Editorial

Files from Utah
Fade in: Mormon country, thigh-high snow. A group of film critics exits the theater overwhelmed by excess. The obsessed, possessed, suffering, terrified, depraved, elated, satiated, vulnerable, perverted, yearning, stupid, calculating, and fearless are on screen. Erotica, with a purpose. Violence, with a purpose. Three films in eight hours disorients.
Cut to outside the theater where a Sundance Film Festival volunteer waits at the shuttle stop. Shaun, star of Butt Pirates, a West Hollywood stage play, says he is here pitching his first feature. He wants to direct but he’s an actor by trade. In Butt Pirates, he places a party favor in an obscure orifice and makes it do what party favors do. This, he says, will be a scene in his film. Mental note: move away from Shaun on bus.
Better to sit beside Barry, a San Francisco film critic by day, Pippi Lovestocking by night, who wants to talk about Frat House. The Miramax Films scout behind us scowls and says it could have been better constructed. Barry agrees. He has several wigs in different Pippi styles at home. Right now his San Francisco feet are wet.
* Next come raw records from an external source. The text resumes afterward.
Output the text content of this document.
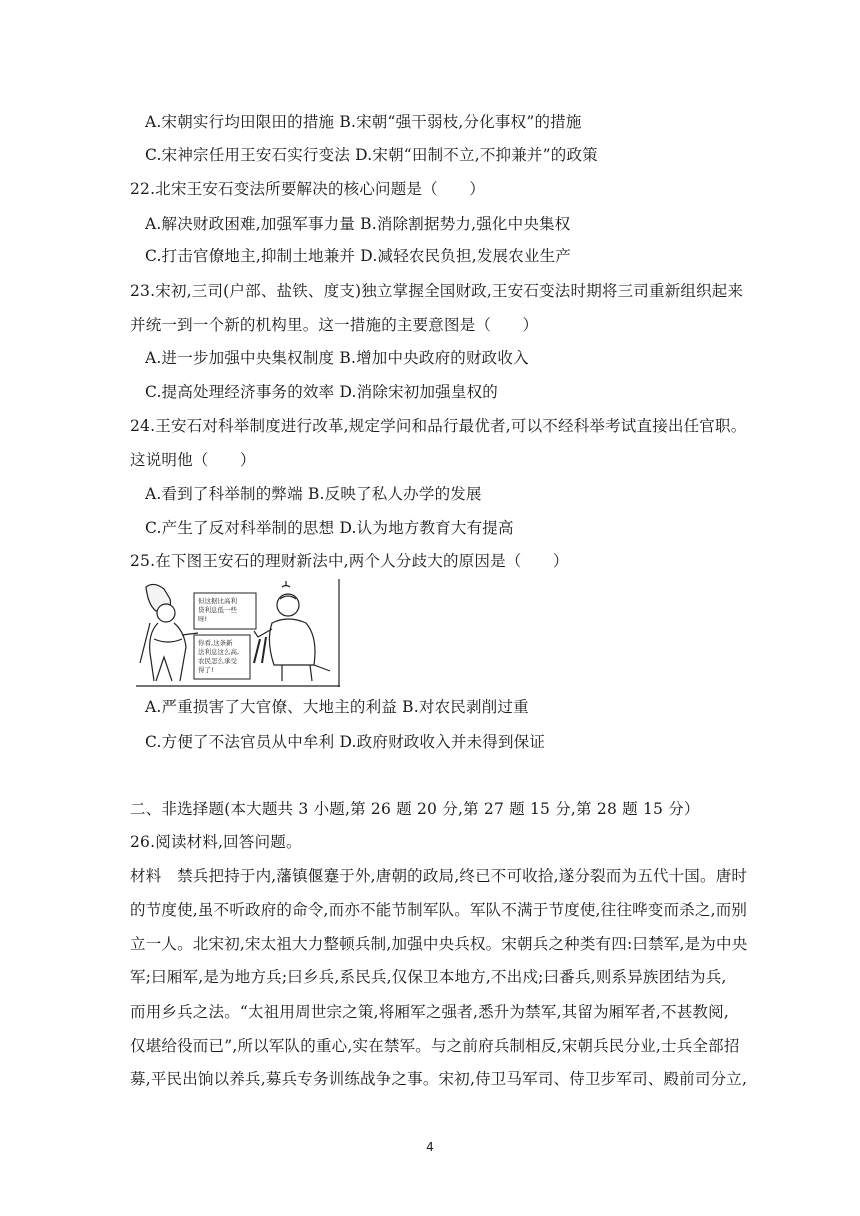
A.宋朝实行均田限田的措施 B.宋朝“强干弱枝,分化事权”的措施
C.宋神宗任用王安石实行变法 D.宋朝“田制不立,不抑兼并”的政策
22.北宋王安石变法所要解决的核心问题是（　　）
A.解决财政困难,加强军事力量 B.消除割据势力,强化中央集权
C.打击官僚地主,抑制土地兼并 D.减轻农民负担,发展农业生产
23.宋初,三司(户部、盐铁、度支)独立掌握全国财政,王安石变法时期将三司重新组织起来
并统一到一个新的机构里。这一措施的主要意图是（　　）
A.进一步加强中央集权制度 B.增加中央政府的财政收入
C.提高处理经济事务的效率 D.消除宋初加强皇权的
24.王安石对科举制度进行改革,规定学问和品行最优者,可以不经科举考试直接出任官职。
这说明他（　　）
A.看到了科举制的弊端 B.反映了私人办学的发展
C.产生了反对科举制的思想 D.认为地方教育大有提高
25.在下图王安石的理财新法中,两个人分歧大的原因是（　　）
但这据比高利
贷利息低一些
呀!
你看,这条新
法利息这么高,
农民怎么承受
得了!
A.严重损害了大官僚、大地主的利益 B.对农民剥削过重
C.方便了不法官员从中牟利 D.政府财政收入并未得到保证
二、非选择题(本大题共 3 小题,第 26 题 20 分,第 27 题 15 分,第 28 题 15 分）
26.阅读材料,回答问题。
材料　禁兵把持于内,藩镇偃蹇于外,唐朝的政局,终已不可收拾,遂分裂而为五代十国。唐时
的节度使,虽不听政府的命令,而亦不能节制军队。军队不满于节度使,往往哗变而杀之,而别
立一人。北宋初,宋太祖大力整顿兵制,加强中央兵权。宋朝兵之种类有四:曰禁军,是为中央
军;曰厢军,是为地方兵;曰乡兵,系民兵,仅保卫本地方,不出戍;曰番兵,则系异族团结为兵,
而用乡兵之法。“太祖用周世宗之策,将厢军之强者,悉升为禁军,其留为厢军者,不甚教阅,
仅堪给役而已”,所以军队的重心,实在禁军。与之前府兵制相反,宋朝兵民分业,士兵全部招
募,平民出饷以养兵,募兵专务训练战争之事。宋初,侍卫马军司、侍卫步军司、殿前司分立,
4
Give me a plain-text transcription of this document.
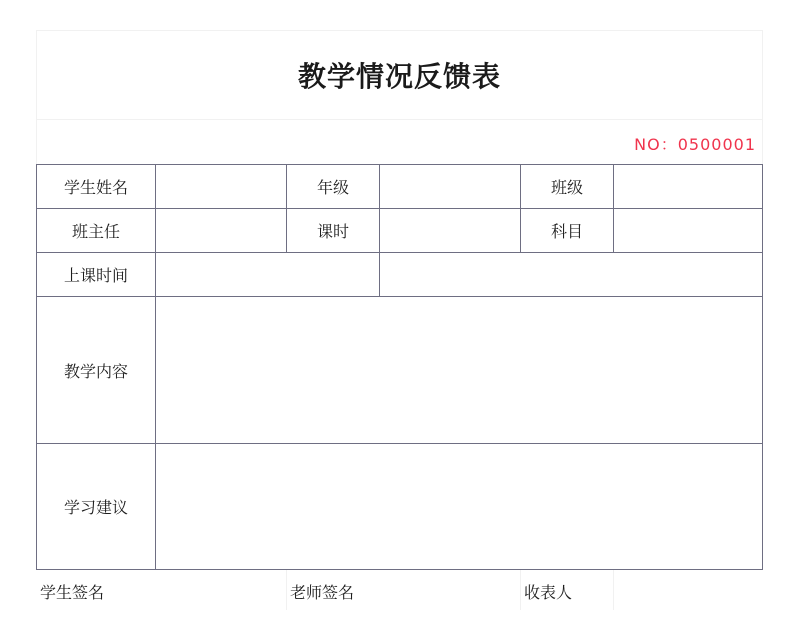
教学情况反馈表
NO：0500001
学生姓名	年级	班级
班主任	课时	科目
上课时间
教学内容
学习建议
学生签名	老师签名	收表人
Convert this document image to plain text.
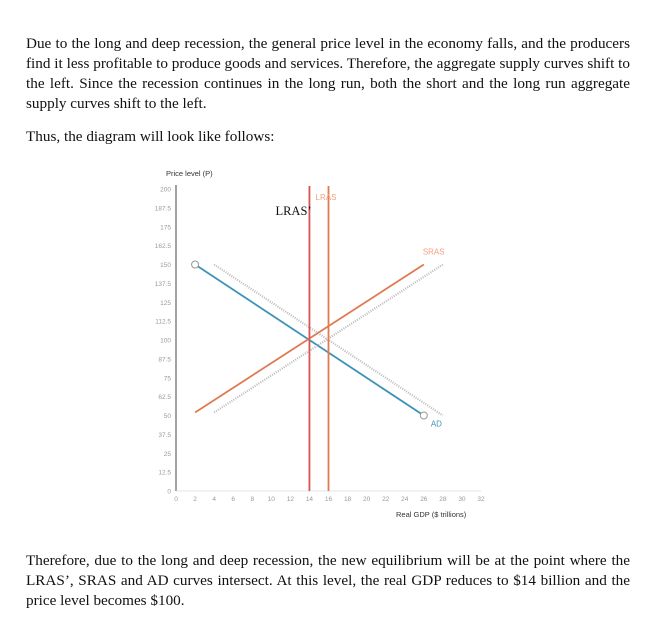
Due to the long and deep recession, the general price level in the economy falls, and the producers find it less profitable to produce goods and services. Therefore, the aggregate supply curves shift to the left. Since the recession continues in the long run, both the short and the long run aggregate supply curves shift to the left.

Thus, the diagram will look like follows:

Price level (P)
Real GDP ($ trillions)
0
12.5
25
37.5
50
62.5
75
87.5
100
112.5
125
137.5
150
162.5
175
187.5
200
0 2 4 6 8 10 12 14 16 18 20 22 24 26 28 30 32
LRAS
LRAS’
SRAS
AD

Therefore, due to the long and deep recession, the new equilibrium will be at the point where the LRAS’, SRAS and AD curves intersect. At this level, the real GDP reduces to $14 billion and the price level becomes $100.
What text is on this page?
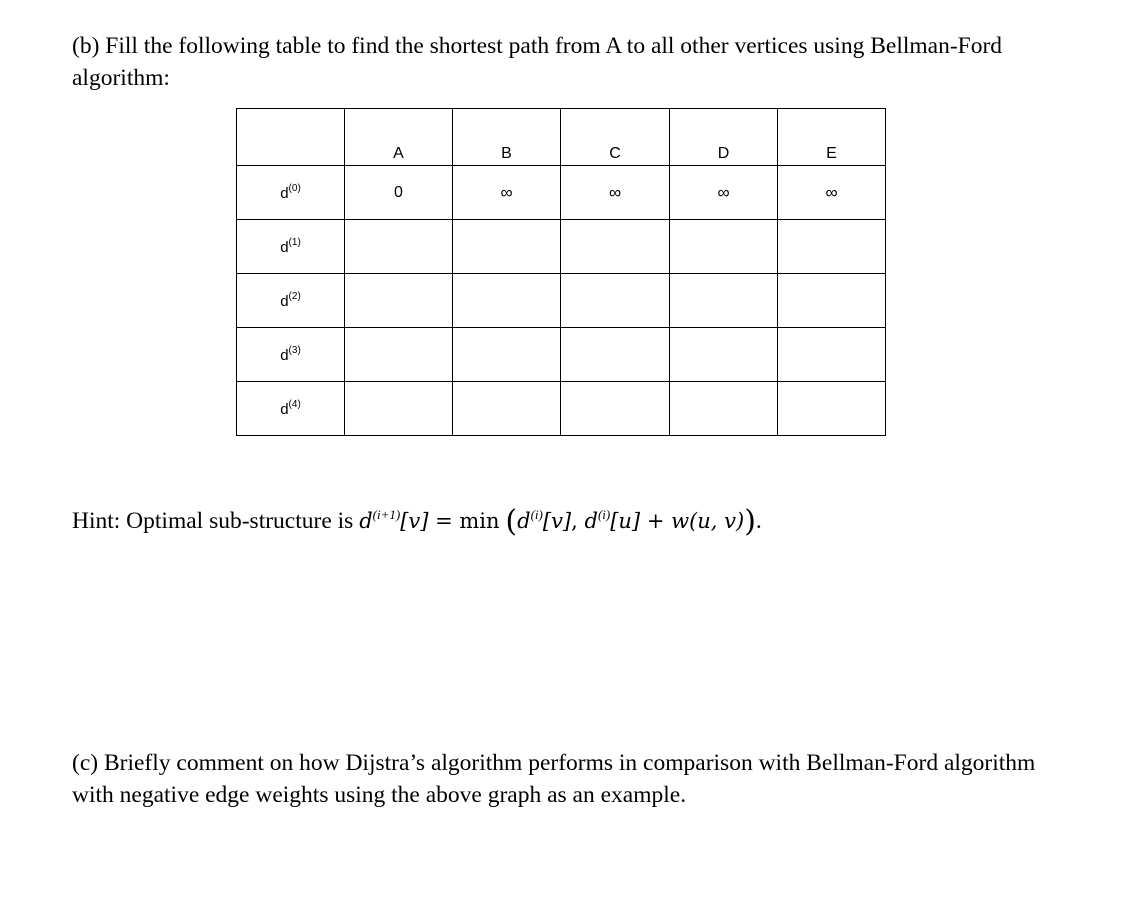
(b) Fill the following table to find the shortest path from A to all other vertices using Bellman-Ford algorithm:

	A	B	C	D	E
$d^{(0)}$	0	∞	∞	∞	∞
$d^{(1)}$					
$d^{(2)}$					
$d^{(3)}$					
$d^{(4)}$					

Hint: Optimal sub-structure is $d^{(i+1)}[v] = \min (d^{(i)}[v]$, $d^{(i)}[u] + w(u$, v)).

(c) Briefly comment on how Dijstra’s algorithm performs in comparison with Bellman-Ford algorithm with negative edge weights using the above graph as an example.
Scene two: Dissolve to inside the Shadow Ridge Resort foyer. Move aside to let a large man in a cream coat pass by, stare at Nick Nolte’s Hollywood hooded eyes. There is Donahue having a beer at the bar. Here is that booker you met last night at the party. You don’t remember his name: he doesn’t remember yours, but he greets you like you’re his best friend and you return in kind. You are starting to hate yourself. The booker is excited by a film. You know he’s excited because he says the word ‘Exclamation’ at the end of the sentence.
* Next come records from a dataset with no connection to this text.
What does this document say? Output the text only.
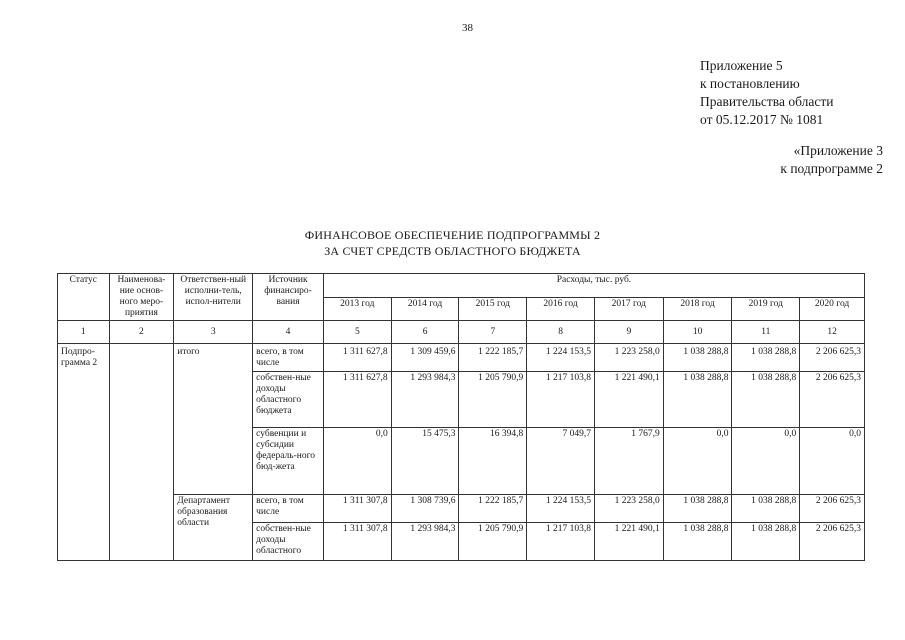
38
Приложение 5
к постановлению
Правительства области
от 05.12.2017 № 1081
«Приложение 3
к подпрограмме 2
ФИНАНСОВОЕ ОБЕСПЕЧЕНИЕ ПОДПРОГРАММЫ 2
ЗА СЧЕТ СРЕДСТВ ОБЛАСТНОГО БЮДЖЕТА
Статус	Наименова-ние основ-ного меро-приятия	Ответствен-ный исполни-тель, испол-нители	Источник финансиро-вания	Расходы, тыс. руб.							
				2013 год	2014 год	2015 год	2016 год	2017 год	2018 год	2019 год	2020 год
1	2	3	4	5	6	7	8	9	10	11	12
Подпро-грамма 2		итого	всего, в том числе	1 311 627,8	1 309 459,6	1 222 185,7	1 224 153,5	1 223 258,0	1 038 288,8	1 038 288,8	2 206 625,3
			собствен-ные доходы областного бюджета	1 311 627,8	1 293 984,3	1 205 790,9	1 217 103,8	1 221 490,1	1 038 288,8	1 038 288,8	2 206 625,3
			субвенции и субсидии федераль-ного бюд-жета	0,0	15 475,3	16 394,8	7 049,7	1 767,9	0,0	0,0	0,0
		Департамент образования области	всего, в том числе	1 311 307,8	1 308 739,6	1 222 185,7	1 224 153,5	1 223 258,0	1 038 288,8	1 038 288,8	2 206 625,3
			собствен-ные доходы областного	1 311 307,8	1 293 984,3	1 205 790,9	1 217 103,8	1 221 490,1	1 038 288,8	1 038 288,8	2 206 625,3
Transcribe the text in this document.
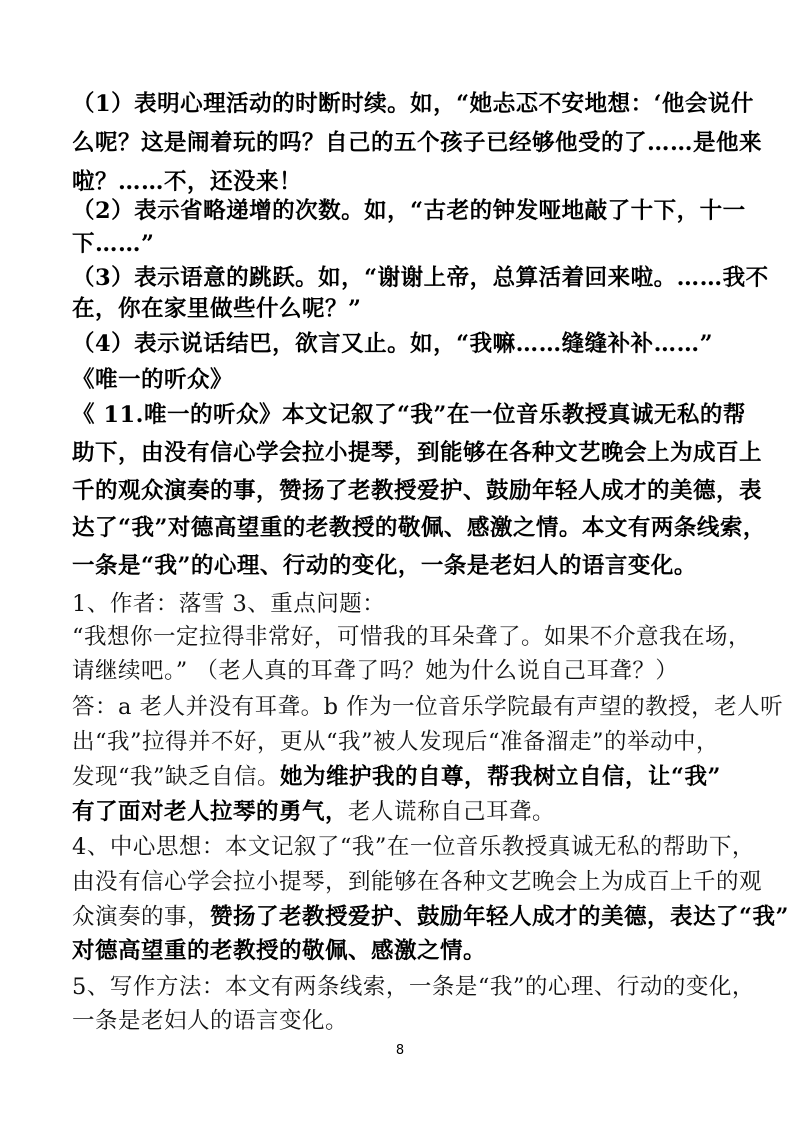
（1）表明心理活动的时断时续。如，“她忐忑不安地想：‘他会说什
么呢？这是闹着玩的吗？自己的五个孩子已经够他受的了……是他来
啦？……不，还没来！
（2）表示省略递增的次数。如，“古老的钟发哑地敲了十下，十一
下……”
（3）表示语意的跳跃。如，“谢谢上帝，总算活着回来啦。……我不
在，你在家里做些什么呢？”
（4）表示说话结巴，欲言又止。如，“我嘛……缝缝补补……”
《唯一的听众》
《 11.唯一的听众》本文记叙了“我”在一位音乐教授真诚无私的帮
助下，由没有信心学会拉小提琴，到能够在各种文艺晚会上为成百上
千的观众演奏的事，赞扬了老教授爱护、鼓励年轻人成才的美德，表
达了“我”对德高望重的老教授的敬佩、感激之情。本文有两条线索，
一条是“我”的心理、行动的变化，一条是老妇人的语言变化。
1、作者：落雪 3、重点问题：
“我想你一定拉得非常好，可惜我的耳朵聋了。如果不介意我在场，
请继续吧。” （老人真的耳聋了吗？她为什么说自己耳聋？）
答：a 老人并没有耳聋。b 作为一位音乐学院最有声望的教授，老人听
出“我”拉得并不好，更从“我”被人发现后“准备溜走”的举动中，
发现“我”缺乏自信。她为维护我的自尊，帮我树立自信，让“我”
有了面对老人拉琴的勇气，老人谎称自己耳聋。
4、中心思想：本文记叙了“我”在一位音乐教授真诚无私的帮助下，
由没有信心学会拉小提琴，到能够在各种文艺晚会上为成百上千的观
众演奏的事，赞扬了老教授爱护、鼓励年轻人成才的美德，表达了“我”
对德高望重的老教授的敬佩、感激之情。
5、写作方法：本文有两条线索，一条是“我”的心理、行动的变化，
一条是老妇人的语言变化。
8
Scene three: Cut to the media theater. Here, over 10 days, the press screens about 40 of 103 films and documentaries in competition. How these titles are chosen is a mystery. A good number will be in theaters in six months. Several American entries have the budget and shine that theoretically take them outside the independent label. ‘Buzz’ surrounds some. Whether buzz is a byproduct of what the media can easily see or whether it’s about the film, is fodder for shuttle conversation. No wonder The Full Monty got lost last year.
The remaining films are accessible only if the spoiled, lazy, deadline-driven media are willing to wait in the snow for an hour for a shot at a seat at the public screenings. Sometimes it’s worth it. America has managed to turn the word ‘independent’ into a marketing tool; the verite independent often subsides on the sidelines, in the form of Bruce Sweeney’s Dirty, for example.
But quibbling at the mechanics of the u.s. pr monolith under the Park City sunshine, the hail, the rain, the gentle never-ending godforsaken snowfall, is uninteresting. There is too much to see to care. On screen and off, the passion is sometimes witless, sometimes wielding impact, surprising, bone-crushing, beautiful. The quality of storytelling is raw but lyrical and everybody, everybody has something they want to say.